Beyond that, better understandings of fasting came about in the 19th century as studies were conducted on animals and humans. American physician Dr. Edward H. Dewey preached the health benefits of fasting and developed a “no breakfast” approach to health and weight loss in the mid-to-late-1800s. Throughout the 20thcentury, various fasting methods were used to treat chronic ailments. Some physicians in the early 1900s used fasting to treat epilepsy, diabetes, and obesity. Early methods practiced by doctors involved modified fasting, which included caloric intake of 200 to 500 calories daily (early 5:2 diet, anyone?), or eating only 800 calories a day to induce weight loss.
Another early adopter of fasting for health reasons was Paul C. Bragg, N.D., Ph.D., Dr. Bragg used water fasts in the early 1900s to purify the body, rest the digestive organs, improve heart health, and live longer. People believed fasting was just “crazy talk,” but Bragg continued to teach about the healing effects of fasting in his lectures.
Bragg and his daughter, Patricia Bragg, N.D., Ph.D. wrote The Miracle of Fasting: Proven Throughout History for Physical, Mental and Spiritual Rejuvenation, published in 1970. (You might recognize Bragg’s name from Bragg Apple Cider Vinegar, founded by Paul Bragg in 1912.) The Braggs Healthy Lifestyle plan recommends 24-to 36-hour distilled water fasts weekly for longevity and health benefits—and 92-year-old Patricia still practices those fasts!

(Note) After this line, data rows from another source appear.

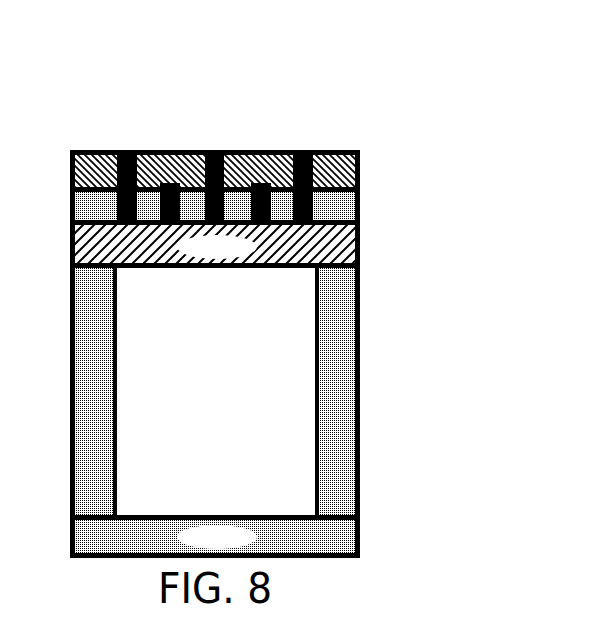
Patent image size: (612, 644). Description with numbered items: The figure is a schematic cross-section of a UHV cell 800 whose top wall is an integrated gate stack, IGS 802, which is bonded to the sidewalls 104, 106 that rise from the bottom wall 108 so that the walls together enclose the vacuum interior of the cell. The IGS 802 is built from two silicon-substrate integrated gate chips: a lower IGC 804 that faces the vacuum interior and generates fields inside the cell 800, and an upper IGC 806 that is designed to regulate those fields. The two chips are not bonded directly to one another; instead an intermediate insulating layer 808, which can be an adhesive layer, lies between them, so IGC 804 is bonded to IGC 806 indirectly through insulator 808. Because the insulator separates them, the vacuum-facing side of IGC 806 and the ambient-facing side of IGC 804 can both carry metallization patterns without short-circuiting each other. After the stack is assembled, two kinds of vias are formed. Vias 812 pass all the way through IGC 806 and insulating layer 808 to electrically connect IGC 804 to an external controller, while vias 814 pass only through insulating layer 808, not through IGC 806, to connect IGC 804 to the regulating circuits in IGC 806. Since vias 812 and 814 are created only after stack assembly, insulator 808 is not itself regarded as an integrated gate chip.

The UHV cell 800 is at (278, 76).
The silicon substrate IGC 806 is at (91, 150).
The IGS 802 is at (386, 186).
The insulating layer 808 is at (297, 206).
The vias 812 is at (212, 152).
The vias 814 is at (173, 183).
The silicon substrate IGC 804 is at (235, 256).
The sidewall 104 is at (70, 432).
The sidewall 106 is at (360, 460).
The bottom wall 108 is at (235, 546).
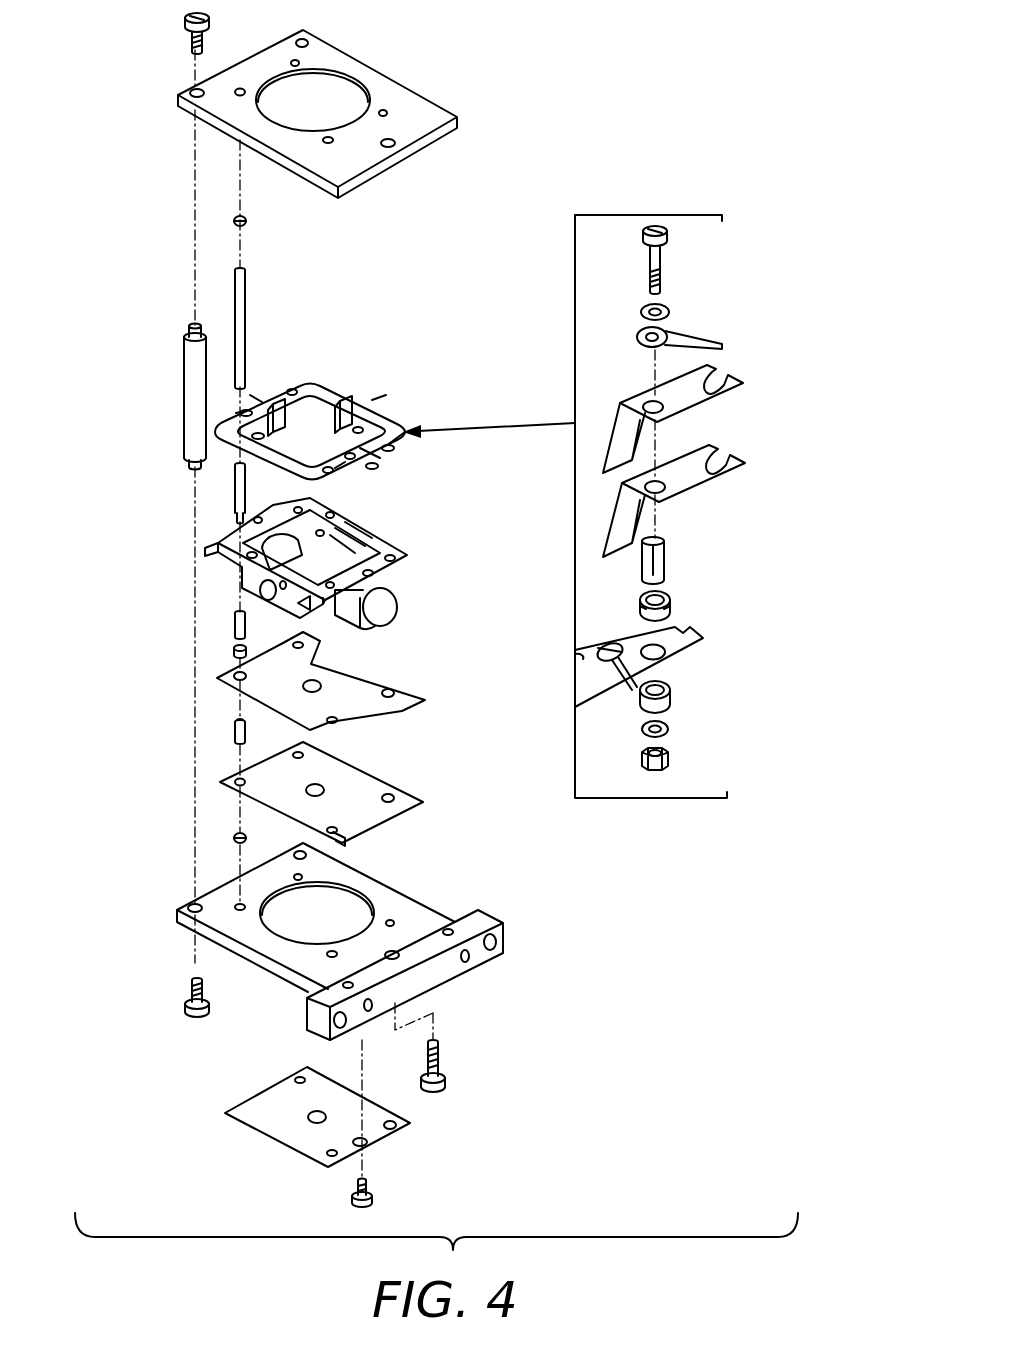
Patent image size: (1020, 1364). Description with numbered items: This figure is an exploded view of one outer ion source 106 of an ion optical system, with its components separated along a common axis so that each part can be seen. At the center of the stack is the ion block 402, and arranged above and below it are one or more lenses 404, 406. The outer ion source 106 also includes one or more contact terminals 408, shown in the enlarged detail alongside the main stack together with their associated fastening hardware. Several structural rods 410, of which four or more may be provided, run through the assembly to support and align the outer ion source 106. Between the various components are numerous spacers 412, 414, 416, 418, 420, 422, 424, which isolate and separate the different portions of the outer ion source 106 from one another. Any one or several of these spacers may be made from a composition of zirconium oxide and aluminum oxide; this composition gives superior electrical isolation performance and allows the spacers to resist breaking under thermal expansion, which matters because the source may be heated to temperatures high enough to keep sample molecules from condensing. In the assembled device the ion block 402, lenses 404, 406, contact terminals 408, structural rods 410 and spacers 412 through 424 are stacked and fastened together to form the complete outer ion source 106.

The outer ion source 106 is at (126, 106).
The ion block 402 is at (222, 550).
The lens 404 is at (222, 782).
The lens 406 is at (225, 1112).
The contact terminal 408 is at (668, 333).
The structural rod 410 is at (237, 303).
The spacer 412 is at (234, 220).
The spacer 414 is at (233, 648).
The spacer 416 is at (233, 728).
The spacer 418 is at (233, 838).
The spacer 420 is at (667, 553).
The spacer 422 is at (670, 600).
The spacer 424 is at (672, 690).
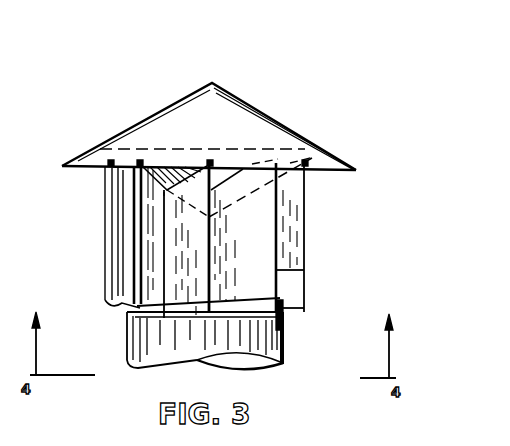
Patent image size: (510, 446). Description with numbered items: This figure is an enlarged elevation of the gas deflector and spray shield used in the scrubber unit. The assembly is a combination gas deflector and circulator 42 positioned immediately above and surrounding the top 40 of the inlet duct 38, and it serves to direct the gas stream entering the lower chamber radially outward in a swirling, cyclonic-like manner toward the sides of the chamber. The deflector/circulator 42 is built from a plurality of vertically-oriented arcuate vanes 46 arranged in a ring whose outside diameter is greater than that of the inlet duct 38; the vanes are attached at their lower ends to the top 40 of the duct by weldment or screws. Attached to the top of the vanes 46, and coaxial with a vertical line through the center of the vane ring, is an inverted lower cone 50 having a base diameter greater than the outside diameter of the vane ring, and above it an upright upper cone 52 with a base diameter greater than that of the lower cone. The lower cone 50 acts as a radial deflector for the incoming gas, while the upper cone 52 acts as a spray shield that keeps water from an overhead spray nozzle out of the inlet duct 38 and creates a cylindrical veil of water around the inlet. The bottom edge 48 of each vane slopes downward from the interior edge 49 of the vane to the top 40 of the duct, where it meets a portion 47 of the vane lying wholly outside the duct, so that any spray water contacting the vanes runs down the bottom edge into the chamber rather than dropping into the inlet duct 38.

The inlet duct 38 is at (284, 341).
The top of the inlet duct 40 is at (166, 313).
The combination gas deflector and circulator 42 is at (102, 268).
The vertically-oriented arcuate vanes 46 is at (305, 231).
The portion of the vane wholly outside of the duct 47 is at (287, 308).
The bottom edge of the vane 48 is at (240, 304).
The interior edge of the vane 49 is at (173, 270).
The inverted lower cone 50 is at (153, 170).
The upright upper cone 52 is at (267, 112).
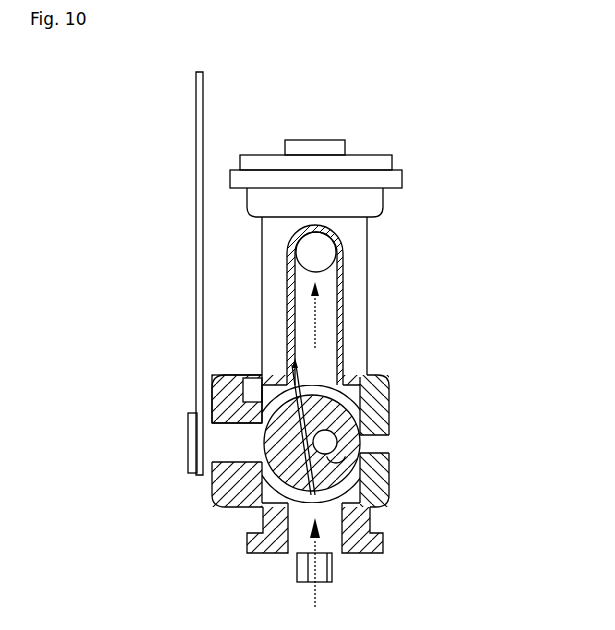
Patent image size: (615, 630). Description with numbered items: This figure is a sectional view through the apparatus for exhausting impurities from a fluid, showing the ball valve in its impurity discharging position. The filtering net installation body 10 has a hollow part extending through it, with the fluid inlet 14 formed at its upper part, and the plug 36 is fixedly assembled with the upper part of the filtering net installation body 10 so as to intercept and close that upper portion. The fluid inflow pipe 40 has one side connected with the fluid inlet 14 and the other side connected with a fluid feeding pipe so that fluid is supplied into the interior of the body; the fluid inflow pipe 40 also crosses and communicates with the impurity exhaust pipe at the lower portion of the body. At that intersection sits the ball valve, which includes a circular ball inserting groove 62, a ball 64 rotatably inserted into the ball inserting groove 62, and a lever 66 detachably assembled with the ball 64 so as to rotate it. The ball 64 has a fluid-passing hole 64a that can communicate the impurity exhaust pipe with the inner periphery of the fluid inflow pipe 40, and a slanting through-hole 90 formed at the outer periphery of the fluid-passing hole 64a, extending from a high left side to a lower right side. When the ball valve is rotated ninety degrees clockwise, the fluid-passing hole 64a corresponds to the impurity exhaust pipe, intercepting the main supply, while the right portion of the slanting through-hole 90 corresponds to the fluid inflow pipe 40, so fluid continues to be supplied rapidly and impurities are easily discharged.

The filtering net installation body 10 is at (250, 265).
The fluid inlet 14 is at (334, 242).
The plug 36 is at (355, 153).
The fluid inflow pipe 40 is at (345, 305).
The ball inserting groove 62 is at (247, 510).
The ball 64 is at (345, 444).
The fluid-passing hole 64a is at (338, 458).
The lever 66 is at (196, 150).
The slanting through-hole 90 is at (215, 383).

Today, quite a few research facilities are dedicated to studying the health benefits of fasting, like the Salk Institute for Biological Studies, whose research team is led by Satchidananda Panda, Ph.D. The Salk Institute lab studies the effects of the circadian clock on the body’s systems and discovered that confining caloric consumption to an 8- to 12-hour period might stave off high cholesterol, diabetes, and obesity.